Maintenance & cleanup
Every running eddyq instance participates in leader election — exactly one process at a time runs the maintenance loops. No coordination required from your side; it just works.
The leader runs three background loops:
| Loop | Default interval | What it does |
|---|---|---|
| Sweeper | 30s | Recovers jobs whose worker died mid-execution (lease expired) |
| Cleanup | 5min | Deletes finalized jobs older than the per-state retention window |
| Scheduler | 5s | Inserts due jobs from your declared cron schedules |
Sweeper — recovering stuck jobs
When a worker crashes (OOM, kernel panic, kubelet kill), its in-flight job is still marked running in Postgres. The job's lease (set when it was claimed, refreshed on heartbeat) eventually expires. The sweeper finds these abandoned jobs and returns them to pending so another worker can pick them up.
Default lease and heartbeat windows:
heartbeat_interval— 15s. Workers refresh their lease this often while a handler is running.stale_after— 60s. A job is considered abandoned if no heartbeat in this window.
The 4× margin between heartbeat and stale window absorbs GC pauses, brief network blips, and slow Postgres writes.
Cleanup — bounded history
Finalized jobs (completed, failed, cancelled) accumulate forever unless you delete them. The cleanup loop deletes them per-state once they age past the retention window.
Defaults:
| Row | Default retention |
|---|---|
completed job | 24 hours |
failed job | 7 days |
cancelled job | 7 days |
finalized batch (eddyq_batches) | 7 days |
Failed and cancelled jobs are kept longer because that's where you go to debug. Completed jobs go fast — most apps don't need a permanent log of every successful background task. If you do, set retention to null to keep forever, or copy rows to your own audit table from a job handler before they're cleaned up.
Batch rows are reaped only once their callback has fired (state = 'complete'). Pending batches with in-flight jobs are never deleted.
Leader election
Leader election is a Postgres-native lease — one row, SELECT FOR UPDATE SKIP LOCKED. The default lease is 30 seconds, refreshed every 10 seconds by the holder. If the leader dies, another process takes over within ~30s.
This means:
- You don't need a separate "scheduler" pod. Any worker can be the leader.

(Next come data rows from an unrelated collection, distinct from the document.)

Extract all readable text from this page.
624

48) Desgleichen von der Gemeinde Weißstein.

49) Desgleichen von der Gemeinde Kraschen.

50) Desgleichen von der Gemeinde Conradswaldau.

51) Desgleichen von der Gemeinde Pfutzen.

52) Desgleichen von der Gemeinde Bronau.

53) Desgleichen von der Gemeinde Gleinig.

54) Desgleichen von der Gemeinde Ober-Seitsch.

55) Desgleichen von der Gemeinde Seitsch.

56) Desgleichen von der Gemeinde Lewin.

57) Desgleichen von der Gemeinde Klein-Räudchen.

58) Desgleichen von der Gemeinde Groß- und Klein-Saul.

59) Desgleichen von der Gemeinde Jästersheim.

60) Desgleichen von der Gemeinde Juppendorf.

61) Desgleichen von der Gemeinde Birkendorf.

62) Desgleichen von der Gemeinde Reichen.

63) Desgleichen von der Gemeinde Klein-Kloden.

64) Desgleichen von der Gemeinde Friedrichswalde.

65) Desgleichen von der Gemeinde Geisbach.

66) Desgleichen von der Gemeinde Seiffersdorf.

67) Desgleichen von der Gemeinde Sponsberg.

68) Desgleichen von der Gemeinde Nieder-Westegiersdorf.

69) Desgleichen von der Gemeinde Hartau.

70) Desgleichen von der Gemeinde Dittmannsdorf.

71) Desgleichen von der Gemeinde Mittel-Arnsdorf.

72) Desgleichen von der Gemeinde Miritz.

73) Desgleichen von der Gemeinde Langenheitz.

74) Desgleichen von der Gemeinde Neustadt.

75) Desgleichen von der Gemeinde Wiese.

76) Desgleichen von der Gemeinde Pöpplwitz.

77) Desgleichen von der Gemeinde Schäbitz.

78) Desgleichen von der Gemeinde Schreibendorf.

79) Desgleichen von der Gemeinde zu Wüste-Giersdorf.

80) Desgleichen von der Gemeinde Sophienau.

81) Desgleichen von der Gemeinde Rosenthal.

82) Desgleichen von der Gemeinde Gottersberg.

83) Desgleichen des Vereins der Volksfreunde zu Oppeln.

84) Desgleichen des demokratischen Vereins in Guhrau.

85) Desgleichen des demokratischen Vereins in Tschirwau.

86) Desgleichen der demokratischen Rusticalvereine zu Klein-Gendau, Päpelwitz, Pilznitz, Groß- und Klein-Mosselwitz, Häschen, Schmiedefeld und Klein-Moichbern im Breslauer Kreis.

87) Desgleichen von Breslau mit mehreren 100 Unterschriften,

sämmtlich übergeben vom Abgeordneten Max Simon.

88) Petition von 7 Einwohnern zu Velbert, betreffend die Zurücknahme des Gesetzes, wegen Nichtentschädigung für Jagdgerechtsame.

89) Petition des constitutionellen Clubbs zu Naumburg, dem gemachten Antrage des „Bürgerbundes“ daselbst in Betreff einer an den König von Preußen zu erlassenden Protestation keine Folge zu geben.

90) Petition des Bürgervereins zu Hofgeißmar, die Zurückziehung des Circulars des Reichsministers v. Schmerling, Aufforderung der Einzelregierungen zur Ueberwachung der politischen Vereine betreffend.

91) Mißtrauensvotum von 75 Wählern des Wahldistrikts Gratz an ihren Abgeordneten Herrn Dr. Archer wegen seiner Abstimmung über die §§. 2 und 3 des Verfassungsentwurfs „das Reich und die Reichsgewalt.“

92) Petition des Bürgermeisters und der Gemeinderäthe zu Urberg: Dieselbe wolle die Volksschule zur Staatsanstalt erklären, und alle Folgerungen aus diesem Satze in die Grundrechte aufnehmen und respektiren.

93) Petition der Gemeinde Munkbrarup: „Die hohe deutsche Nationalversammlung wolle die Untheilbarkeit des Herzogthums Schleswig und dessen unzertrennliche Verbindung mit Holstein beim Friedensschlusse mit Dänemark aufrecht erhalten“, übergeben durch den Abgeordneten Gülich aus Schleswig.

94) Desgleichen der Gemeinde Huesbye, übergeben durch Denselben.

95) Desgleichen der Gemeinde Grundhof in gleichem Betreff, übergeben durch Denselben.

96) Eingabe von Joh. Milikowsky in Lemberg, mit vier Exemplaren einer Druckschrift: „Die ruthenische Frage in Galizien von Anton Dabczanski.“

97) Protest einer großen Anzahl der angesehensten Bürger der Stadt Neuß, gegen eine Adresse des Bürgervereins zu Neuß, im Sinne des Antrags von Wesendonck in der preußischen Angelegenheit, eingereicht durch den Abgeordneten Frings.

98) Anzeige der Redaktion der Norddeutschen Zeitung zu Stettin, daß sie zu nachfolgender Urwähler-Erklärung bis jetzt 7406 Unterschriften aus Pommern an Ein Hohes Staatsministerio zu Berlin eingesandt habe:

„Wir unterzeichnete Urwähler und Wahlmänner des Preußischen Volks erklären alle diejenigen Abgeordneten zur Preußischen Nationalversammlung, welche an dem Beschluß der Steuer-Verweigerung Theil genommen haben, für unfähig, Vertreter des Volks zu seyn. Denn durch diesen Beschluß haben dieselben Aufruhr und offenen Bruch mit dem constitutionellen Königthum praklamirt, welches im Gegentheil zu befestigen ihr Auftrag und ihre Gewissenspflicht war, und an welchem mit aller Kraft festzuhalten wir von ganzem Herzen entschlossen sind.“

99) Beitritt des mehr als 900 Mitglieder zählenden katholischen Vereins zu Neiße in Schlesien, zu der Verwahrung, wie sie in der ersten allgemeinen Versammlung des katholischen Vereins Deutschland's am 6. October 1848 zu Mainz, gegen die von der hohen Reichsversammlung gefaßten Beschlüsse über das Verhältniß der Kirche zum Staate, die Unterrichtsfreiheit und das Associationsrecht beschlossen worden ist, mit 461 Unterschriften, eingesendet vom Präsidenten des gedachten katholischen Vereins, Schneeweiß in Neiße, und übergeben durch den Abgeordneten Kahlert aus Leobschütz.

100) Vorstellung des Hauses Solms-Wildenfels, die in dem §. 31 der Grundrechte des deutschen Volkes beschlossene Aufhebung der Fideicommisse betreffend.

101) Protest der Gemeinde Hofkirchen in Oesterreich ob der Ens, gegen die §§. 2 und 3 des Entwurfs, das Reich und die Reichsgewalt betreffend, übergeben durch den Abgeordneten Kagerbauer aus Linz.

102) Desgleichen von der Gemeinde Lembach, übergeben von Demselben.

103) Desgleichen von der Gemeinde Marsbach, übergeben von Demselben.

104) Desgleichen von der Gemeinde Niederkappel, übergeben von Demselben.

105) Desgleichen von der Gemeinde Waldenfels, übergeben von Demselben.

- Maintenance survives deploys. Mid-deploy, the new fleet takes over leadership.
- Cleanup is single-writer. No racing DELETEs across replicas.
Tuning
Defaults are sensible for most workloads. Pass any of these to start() when you have a measured reason to deviate:
await q.start({
sweepIntervalMs: 30_000, // sweeper cadence
staleAfterMs: 60_000, // when a running job is considered abandoned
heartbeatIntervalMs: 15_000, // worker → DB heartbeat (must be ≪ staleAfterMs)
cleanupIntervalMs: 300_000, // retention sweep cadence
completedRetentionSecs: 24 * 3600,
failedRetentionSecs: 7 * 86400,
cancelledRetentionSecs: 7 * 86400, // pass -1 to keep forever
batchRetentionSecs: 7 * 86400, // finalized eddyq_batches rows
leaderLeaseSecs: 30,
fetchPollIntervalMs: 1_000, // ignored unless poll-only
});When to touch them:
- High throughput (millions of completed jobs/day) — drop
completedRetentionSecsto a few hours so cleanup keeps up. - Long handlers (jobs that legitimately run > 60s) — raise
staleAfterMspast your worst-case duration so the sweeper doesn't reclaim live jobs. RaiseheartbeatIntervalMsproportionally. - Many replicas (50+ pods) — raise
sweepIntervalMsso you're not hammering the sweep query from every pod.
In NestJS, pass the same object as tuning on EddyqModule.forRoot({ ... }).